Et aussi : La Ménagerie de verre. Un espace consacré à la création contemporaine, en particulier à la danse, dans une ancienne imprimerie de 2 000 m2. 12-14, rue Léchevin, 75011 Paris.

Grand Siècle : Champ de Bataille

La France regorge de châteaux, véritables écrins pour des manifestations de prestige. Mais réunir ses cadres ou ses clients à Champ de Bataille, en Normandie, c'est s'offrir en prime toute l'étendue du talent du célèbre décorateur Jacques Garcia, qui a fait de cette imposante demeure du xviie siècle sa résidence principale. Sollicité dans le monde entier, Jacques Garcia est très coté depuis qu'il a signé l'hôtel Costes à Paris en 1996. Son style, inspiré d'univers très différents, réenchante des lieux aussi mythiques que le Fouquet's, qui fut le restaurant favori de James Joyce, ou l'hôtel des Beaux-Arts, villégiature parisienne d'Oscar Wilde. Fasciné dans son enfance par le château de Champ de Bataille, Garcia réalise son rêve en 1992 et ressuscite patiemment pendant cinq ans les splendeurs de la demeure initiale du comte de Créqui. Il s'attaque dans la foulée aux 17 hectares de jardins redessinés dans l'esprit des créations d'André Le Nôtre. Le maître des lieux ouvre à la demande des entreprises ses grands appartements d'apparat (tarif de base : 3 800 euros). La salle à manger d'honneur, qui peut accueillir 60 couverts, est particulièrement prisée pour des repas de prestige. On peut faire appel au cuisinier maison ou bien à un traiteur extérieur. D'ici à la fin de l'année, Jacques Garcia compte réhabiliter les communs de sa propriété pour offrir des salles de séminaires et d'expositions entièrement équipées. Seul bémol : Champ de Bataille ne propose pas d'hébergement. Mais la région fourmille d'hôtels et la capitale n'est distante que d'une centaine de kilomètres.

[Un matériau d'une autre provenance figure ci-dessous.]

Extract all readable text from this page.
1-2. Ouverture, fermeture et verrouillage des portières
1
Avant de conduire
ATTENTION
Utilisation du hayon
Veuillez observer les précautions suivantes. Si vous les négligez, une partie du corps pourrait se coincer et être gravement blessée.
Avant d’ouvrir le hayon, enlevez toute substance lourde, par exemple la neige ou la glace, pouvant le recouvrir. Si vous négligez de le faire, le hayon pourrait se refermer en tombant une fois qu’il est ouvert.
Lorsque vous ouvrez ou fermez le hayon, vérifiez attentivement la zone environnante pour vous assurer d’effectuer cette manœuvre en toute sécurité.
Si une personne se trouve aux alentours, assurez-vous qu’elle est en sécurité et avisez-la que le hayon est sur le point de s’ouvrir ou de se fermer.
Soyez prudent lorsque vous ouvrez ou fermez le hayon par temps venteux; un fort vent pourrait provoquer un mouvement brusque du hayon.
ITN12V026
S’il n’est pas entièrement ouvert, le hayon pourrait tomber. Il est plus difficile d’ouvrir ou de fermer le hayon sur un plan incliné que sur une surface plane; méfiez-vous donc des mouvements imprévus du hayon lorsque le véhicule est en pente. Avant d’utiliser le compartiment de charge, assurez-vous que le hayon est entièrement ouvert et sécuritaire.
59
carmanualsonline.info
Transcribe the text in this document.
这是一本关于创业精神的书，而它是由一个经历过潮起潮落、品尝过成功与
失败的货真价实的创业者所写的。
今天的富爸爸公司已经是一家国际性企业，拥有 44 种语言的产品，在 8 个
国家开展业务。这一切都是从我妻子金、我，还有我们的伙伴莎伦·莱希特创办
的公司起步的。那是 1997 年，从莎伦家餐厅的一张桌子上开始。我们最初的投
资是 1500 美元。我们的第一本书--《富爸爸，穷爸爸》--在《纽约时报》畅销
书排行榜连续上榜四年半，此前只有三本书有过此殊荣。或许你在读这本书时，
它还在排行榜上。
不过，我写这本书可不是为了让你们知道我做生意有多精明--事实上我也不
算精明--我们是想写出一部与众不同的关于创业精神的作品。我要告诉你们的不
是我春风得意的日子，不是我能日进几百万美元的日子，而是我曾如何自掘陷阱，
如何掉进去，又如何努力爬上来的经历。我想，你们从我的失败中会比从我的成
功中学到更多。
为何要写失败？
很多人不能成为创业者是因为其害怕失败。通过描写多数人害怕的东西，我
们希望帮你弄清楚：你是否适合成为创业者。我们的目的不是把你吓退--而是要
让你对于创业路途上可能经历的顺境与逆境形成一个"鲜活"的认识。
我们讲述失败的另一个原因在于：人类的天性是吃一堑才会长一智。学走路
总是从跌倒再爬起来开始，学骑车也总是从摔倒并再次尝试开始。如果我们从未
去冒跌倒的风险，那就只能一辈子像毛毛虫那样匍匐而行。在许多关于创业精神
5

Le parti pris de la décoration se révèle un atout pour attirer les entreprises. À Nice, le Hi Hôtel a fait appel à Matali Crasset, une ancienne collaboratrice de Philippe Starck, pour bousculer les codes de l'hôtellerie classique. Dans ce quatre étoiles résolument contemporain, on expérimente une nouvelle façon d'appréhender l'espace. L'agence le Public Système a quasiment privatisé ce nouveau temple de la branchitude pendant un mois pour l'un de ses clients.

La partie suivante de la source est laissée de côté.